Norman De Bono (the reporter) revealed that, London will become home to the world’s largest indoor cricket farm with Aspire Food Group opening a 100,000-square-foot plant here that will act as a launch pad to bring bugs, as food, to the North American market....At the plant, crickets will be hatched and grown on-site and will become a tasteless, odourless protein powder that will be sold as a food additive, and will also be used to make protein bars. I do think that attracting such a company is a good thing and I am glad that London seems to be focussing on the food sector as an area for economic development, even as the city continues to expand onto good agricultural land. If we can't grow food, perhaps we can at least process and manufacture some.
I will provide more information below about the raising of crickets for food. There is, for example, another cricket farm in Norwood, Ontario and you can already buy their cricket powder at local grocery stores. I know all of this because I did some investigative reporting of my own. I did so because I was aware of a use for a major by-product of cricket raising and I wanted to see if it was mentioned. It was not, but I am sure these new food entrepreneurs must be aware of the potential profit to be made from the poop of crickets.
Kricket Krap
The hobby of my last father-in-law was raising tomatoes. Starting them from seeds under lights in the basement in the early Canadian spring, he nurtured them through the summer and talked about them throughout the entire year. It was for that reason that I gave him as a present some high grade organic fertilizer. This stocking stuffer came in the form of a package of cricket crap from Georgia. Perhaps the choice of such a gift explains why I had more than one father-in-law. In any case, that is why I noticed the article about the new London cricket farm.
Although I did not find any mention of cricket crap in any of the current articles I did learn that the company in Georgia which provided my father-in-law with Kricket Krap back at the end of the last century is still producing it in this one. If you are interested in crickets as food or as the producers of fertilizer read on.
Sources:
The article about the local cricket business: "Edible Insects: London's Agri-Food Sector Lands Unique Factory," Norman De Bono, London Free Press, July 21, 2020.
The website of the Aspire Food Group is here. The company also has an operation in Austin, Texas and for some additional information about the company see:
"How To Breed a Tasty Cricket," Phil McCausland, The Atlantic, Sept, 24, 2015. and
"This Giant Automated Cricket Farm is Designed to Make Bugs a Mainstream Source of Protein," Adele Peters, Fast Company, Aug. 17, 2018.
The other Ontario cricket producer is Entomo Farms.
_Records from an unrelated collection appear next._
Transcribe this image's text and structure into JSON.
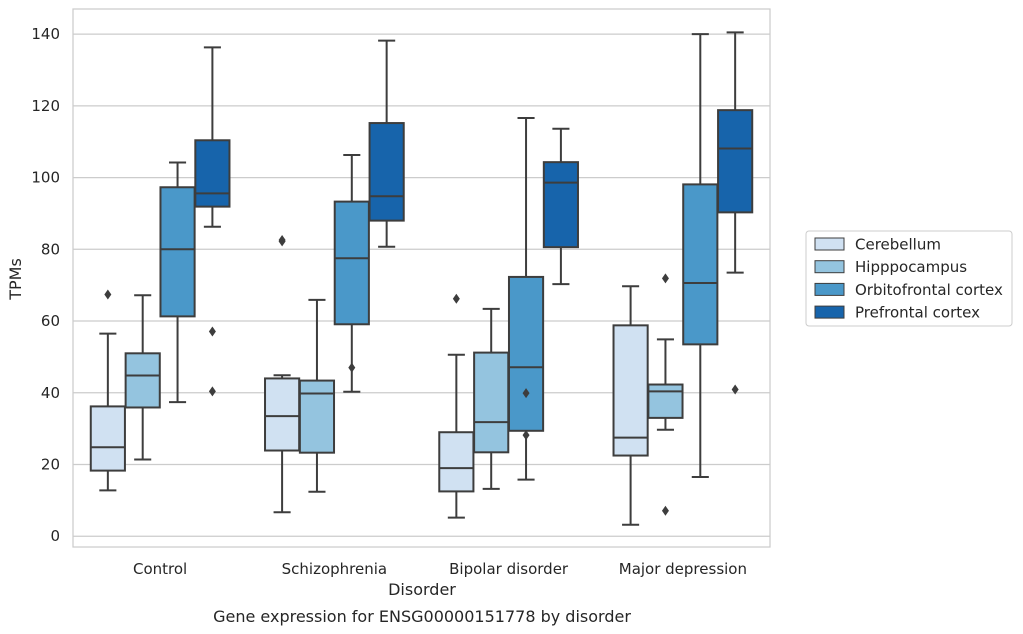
{
  "chart_data": {
    "type": "boxplot",
    "caption": "Gene expression for ENSG00000151778 by disorder",
    "xlabel": "Disorder",
    "ylabel": "TPMs",
    "ylim": [
      -3,
      147
    ],
    "yticks": [
      0,
      20,
      40,
      60,
      80,
      100,
      120,
      140
    ],
    "grid": true,
    "legend_position": "right",
    "categories": [
      "Control",
      "Schizophrenia",
      "Bipolar disorder",
      "Major depression"
    ],
    "series": [
      {
        "name": "Cerebellum",
        "color": "#d0e1f2",
        "boxes": [
          {
            "whislo": 12.8,
            "q1": 18.3,
            "med": 24.8,
            "q3": 36.2,
            "whishi": 56.5,
            "fliers": [
              67.4
            ]
          },
          {
            "whislo": 6.7,
            "q1": 23.9,
            "med": 33.5,
            "q3": 44.0,
            "whishi": 44.9,
            "fliers": [
              82.6,
              82.2
            ]
          },
          {
            "whislo": 5.2,
            "q1": 12.5,
            "med": 19.0,
            "q3": 29.0,
            "whishi": 50.6,
            "fliers": [
              66.2
            ]
          },
          {
            "whislo": 3.2,
            "q1": 22.5,
            "med": 27.5,
            "q3": 58.8,
            "whishi": 69.7,
            "fliers": []
          }
        ]
      },
      {
        "name": "Hipppocampus",
        "color": "#94c4df",
        "boxes": [
          {
            "whislo": 21.4,
            "q1": 35.9,
            "med": 44.8,
            "q3": 51.0,
            "whishi": 67.2,
            "fliers": []
          },
          {
            "whislo": 12.4,
            "q1": 23.3,
            "med": 39.8,
            "q3": 43.4,
            "whishi": 65.9,
            "fliers": []
          },
          {
            "whislo": 13.2,
            "q1": 23.4,
            "med": 31.8,
            "q3": 51.2,
            "whishi": 63.4,
            "fliers": []
          },
          {
            "whislo": 29.7,
            "q1": 33.0,
            "med": 40.4,
            "q3": 42.3,
            "whishi": 54.9,
            "fliers": [
              71.9,
              7.1
            ]
          }
        ]
      },
      {
        "name": "Orbitofrontal cortex",
        "color": "#4a98c9",
        "boxes": [
          {
            "whislo": 37.4,
            "q1": 61.3,
            "med": 80.0,
            "q3": 97.3,
            "whishi": 104.2,
            "fliers": []
          },
          {
            "whislo": 40.3,
            "q1": 59.1,
            "med": 77.5,
            "q3": 93.3,
            "whishi": 106.3,
            "fliers": [
              47.0
            ]
          },
          {
            "whislo": 15.8,
            "q1": 29.4,
            "med": 47.1,
            "q3": 72.3,
            "whishi": 116.6,
            "fliers": [
              39.9,
              28.2
            ]
          },
          {
            "whislo": 16.5,
            "q1": 53.5,
            "med": 70.6,
            "q3": 98.1,
            "whishi": 140.0,
            "fliers": []
          }
        ]
      },
      {
        "name": "Prefrontal cortex",
        "color": "#1764ab",
        "boxes": [
          {
            "whislo": 86.3,
            "q1": 91.9,
            "med": 95.6,
            "q3": 110.4,
            "whishi": 136.3,
            "fliers": [
              57.1,
              40.4
            ]
          },
          {
            "whislo": 80.7,
            "q1": 88.0,
            "med": 94.8,
            "q3": 115.2,
            "whishi": 138.2,
            "fliers": []
          },
          {
            "whislo": 70.3,
            "q1": 80.6,
            "med": 98.6,
            "q3": 104.3,
            "whishi": 113.6,
            "fliers": []
          },
          {
            "whislo": 73.5,
            "q1": 90.3,
            "med": 108.1,
            "q3": 118.8,
            "whishi": 140.5,
            "fliers": [
              40.9
            ]
          }
        ]
      }
    ]
  }
}
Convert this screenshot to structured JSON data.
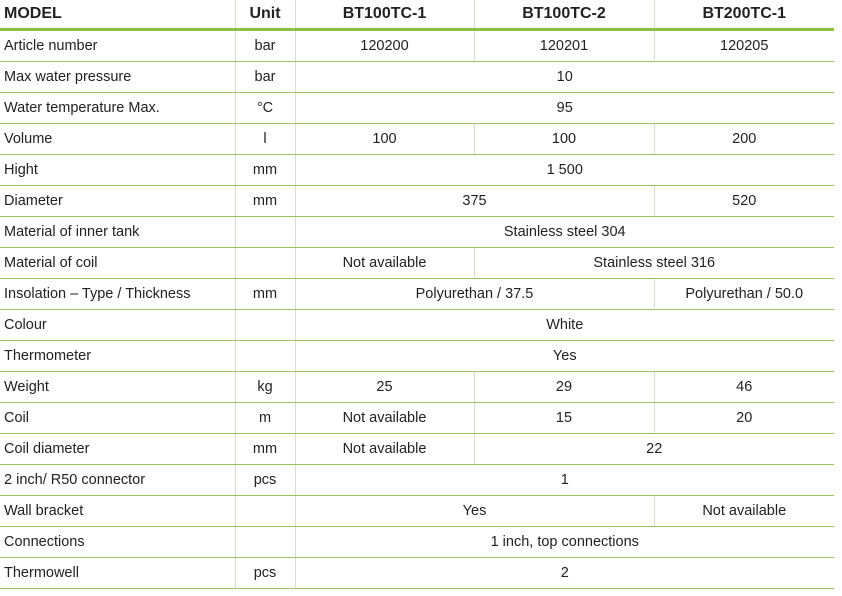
{
  "header": [
    "MODEL",
    "Unit",
    "BT100TC-1",
    "BT100TC-2",
    "BT200TC-1"
  ],
  "rows": [
    {
      "label": "Article number",
      "unit": "bar",
      "cells": [
        {
          "v": "120200",
          "span": 1
        },
        {
          "v": "120201",
          "span": 1
        },
        {
          "v": "120205",
          "span": 1
        }
      ]
    },
    {
      "label": "Max water pressure",
      "unit": "bar",
      "cells": [
        {
          "v": "10",
          "span": 3
        }
      ]
    },
    {
      "label": "Water temperature Max.",
      "unit": "°C",
      "cells": [
        {
          "v": "95",
          "span": 3
        }
      ]
    },
    {
      "label": "Volume",
      "unit": "l",
      "cells": [
        {
          "v": "100",
          "span": 1
        },
        {
          "v": "100",
          "span": 1
        },
        {
          "v": "200",
          "span": 1
        }
      ]
    },
    {
      "label": "Hight",
      "unit": "mm",
      "cells": [
        {
          "v": "1 500",
          "span": 3
        }
      ]
    },
    {
      "label": "Diameter",
      "unit": "mm",
      "cells": [
        {
          "v": "375",
          "span": 2
        },
        {
          "v": "520",
          "span": 1
        }
      ]
    },
    {
      "label": "Material of inner tank",
      "unit": "",
      "cells": [
        {
          "v": "Stainless steel 304",
          "span": 3
        }
      ]
    },
    {
      "label": "Material of coil",
      "unit": "",
      "cells": [
        {
          "v": "Not available",
          "span": 1
        },
        {
          "v": "Stainless steel 316",
          "span": 2
        }
      ]
    },
    {
      "label": "Insolation – Type / Thickness",
      "unit": "mm",
      "cells": [
        {
          "v": "Polyurethan / 37.5",
          "span": 2
        },
        {
          "v": "Polyurethan / 50.0",
          "span": 1
        }
      ]
    },
    {
      "label": "Colour",
      "unit": "",
      "cells": [
        {
          "v": "White",
          "span": 3
        }
      ]
    },
    {
      "label": "Thermometer",
      "unit": "",
      "cells": [
        {
          "v": "Yes",
          "span": 3
        }
      ]
    },
    {
      "label": "Weight",
      "unit": "kg",
      "cells": [
        {
          "v": "25",
          "span": 1
        },
        {
          "v": "29",
          "span": 1
        },
        {
          "v": "46",
          "span": 1
        }
      ]
    },
    {
      "label": "Coil",
      "unit": "m",
      "cells": [
        {
          "v": "Not available",
          "span": 1
        },
        {
          "v": "15",
          "span": 1
        },
        {
          "v": "20",
          "span": 1
        }
      ]
    },
    {
      "label": "Coil diameter",
      "unit": "mm",
      "cells": [
        {
          "v": "Not available",
          "span": 1
        },
        {
          "v": "22",
          "span": 2
        }
      ]
    },
    {
      "label": "2 inch/ R50 connector",
      "unit": "pcs",
      "cells": [
        {
          "v": "1",
          "span": 3
        }
      ]
    },
    {
      "label": "Wall bracket",
      "unit": "",
      "cells": [
        {
          "v": "Yes",
          "span": 2
        },
        {
          "v": "Not available",
          "span": 1
        }
      ]
    },
    {
      "label": "Connections",
      "unit": "",
      "cells": [
        {
          "v": "1 inch, top connections",
          "span": 3
        }
      ]
    },
    {
      "label": "Thermowell",
      "unit": "pcs",
      "cells": [
        {
          "v": "2",
          "span": 3
        }
      ]
    }
  ],
  "colors": {
    "header_rule": "#8cbf45",
    "row_rule": "#9cc45c"
  }
}
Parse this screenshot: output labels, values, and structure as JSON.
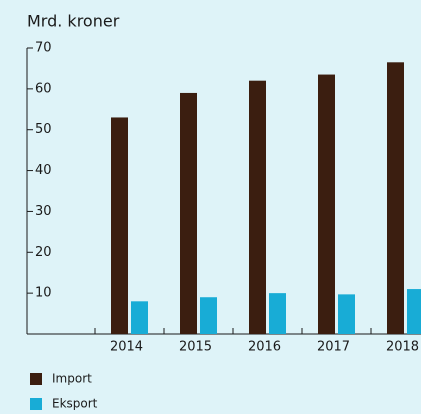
{
  "chart_data": {
    "type": "bar",
    "y_label": "Mrd. kroner",
    "categories": [
      "2014",
      "2015",
      "2016",
      "2017",
      "2018"
    ],
    "series": [
      {
        "name": "Import",
        "color": "#3b1e10",
        "values": [
          53,
          59,
          62,
          63.5,
          66.5
        ]
      },
      {
        "name": "Eksport",
        "color": "#18acd6",
        "values": [
          8,
          9,
          10,
          9.7,
          11
        ]
      }
    ],
    "ylim": [
      0,
      70
    ],
    "yticks": [
      10,
      20,
      30,
      40,
      50,
      60,
      70
    ],
    "grid": false,
    "legend": "bottom-left"
  }
}
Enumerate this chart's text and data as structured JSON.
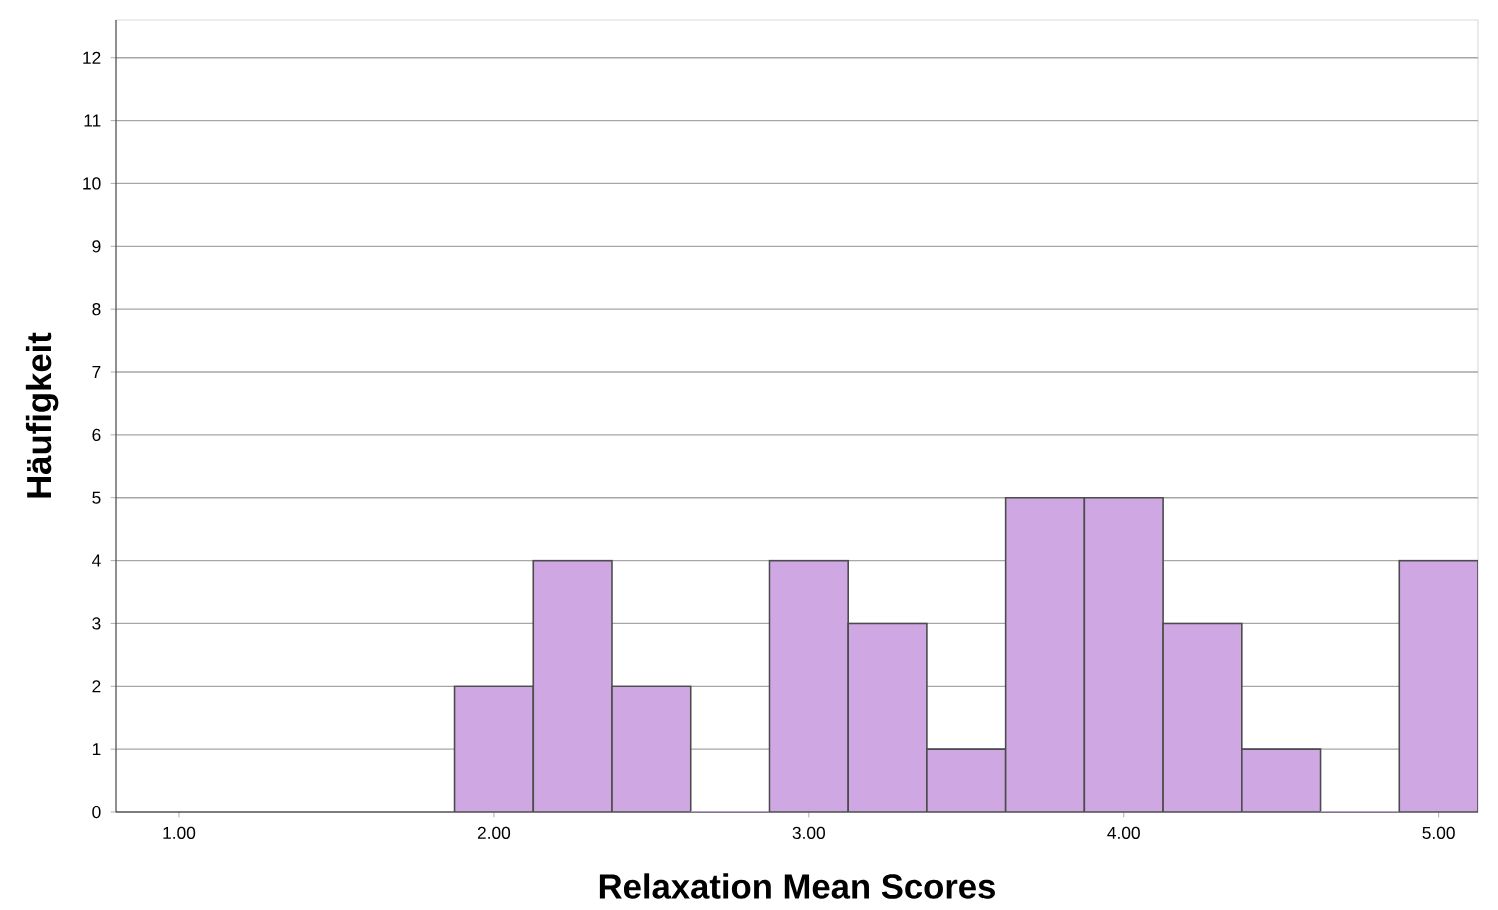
{
  "chart_data": {
    "type": "histogram",
    "xlabel": "Relaxation Mean Scores",
    "ylabel": "Häufigkeit",
    "bins": [
      1.875,
      2.125,
      2.375,
      2.625,
      2.875,
      3.125,
      3.375,
      3.625,
      3.875,
      4.125,
      4.375,
      4.625,
      4.875,
      5.125
    ],
    "values": [
      2,
      4,
      2,
      0,
      4,
      3,
      1,
      5,
      5,
      3,
      1,
      0,
      4
    ],
    "color": "#cfa8e3",
    "xlim": [
      0.8,
      5.125
    ],
    "xticks": [
      {
        "value": 1,
        "label": "1.00"
      },
      {
        "value": 2,
        "label": "2.00"
      },
      {
        "value": 3,
        "label": "3.00"
      },
      {
        "value": 4,
        "label": "4.00"
      },
      {
        "value": 5,
        "label": "5.00"
      }
    ],
    "ylim": [
      0,
      12.6
    ],
    "yticks": [
      0,
      1,
      2,
      3,
      4,
      5,
      6,
      7,
      8,
      9,
      10,
      11,
      12
    ],
    "grid": "y"
  }
}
For additional information see: "Bugs As Livestock? A Canadian Insect Farm is Taking Cricket Powder Mainstream," CBC, Mar. 9, 2018 and "Family of Cricket Farmers Tries Not To Take Their Work Home," Donovan Vincent, Toronto Star," Mar. 31, 2018.
To buy your own cricket poop go to Bricko Farms in Augusta, Georgia. Articles about Kricket Krap were circulated by Knight-Ridder back in 1991. See: "Jiminy Cricket! Droppings Make Great Fertilizer," Baltimore Sun, Nov. 3, 1991 and "They Call It What It Is and Sales Haven't Been the Same Since," Orlando Sentinel, Oct. 6, 1991.
Wikipedia has an entry for Entomophagy and a good piece about it was produced by the folks at University of California, Riverside: Entomophagy (Eating Insects).
To grow your own, buy: Cricket Breeding Made Easy or Cricket Farming: The Ultimate DIY Guide.
The Bonus:
Think you would never eat insects - you already are:
However, many westerners unwittingly eat insects or insect parts every day without knowing about it!! It has been estimated that the average American eats about two pounds of dead insects and insect parts a year. These bugs are in vegetables, rice, beer, pasta, spinach and broccoli. The US Food and Drug Administration has allowable insect parts per certain food types. For example, beer which is made from hops, can contain up to 2,500 aphids per 10 grams of hops!!! (From the UC Riverside piece noted above.)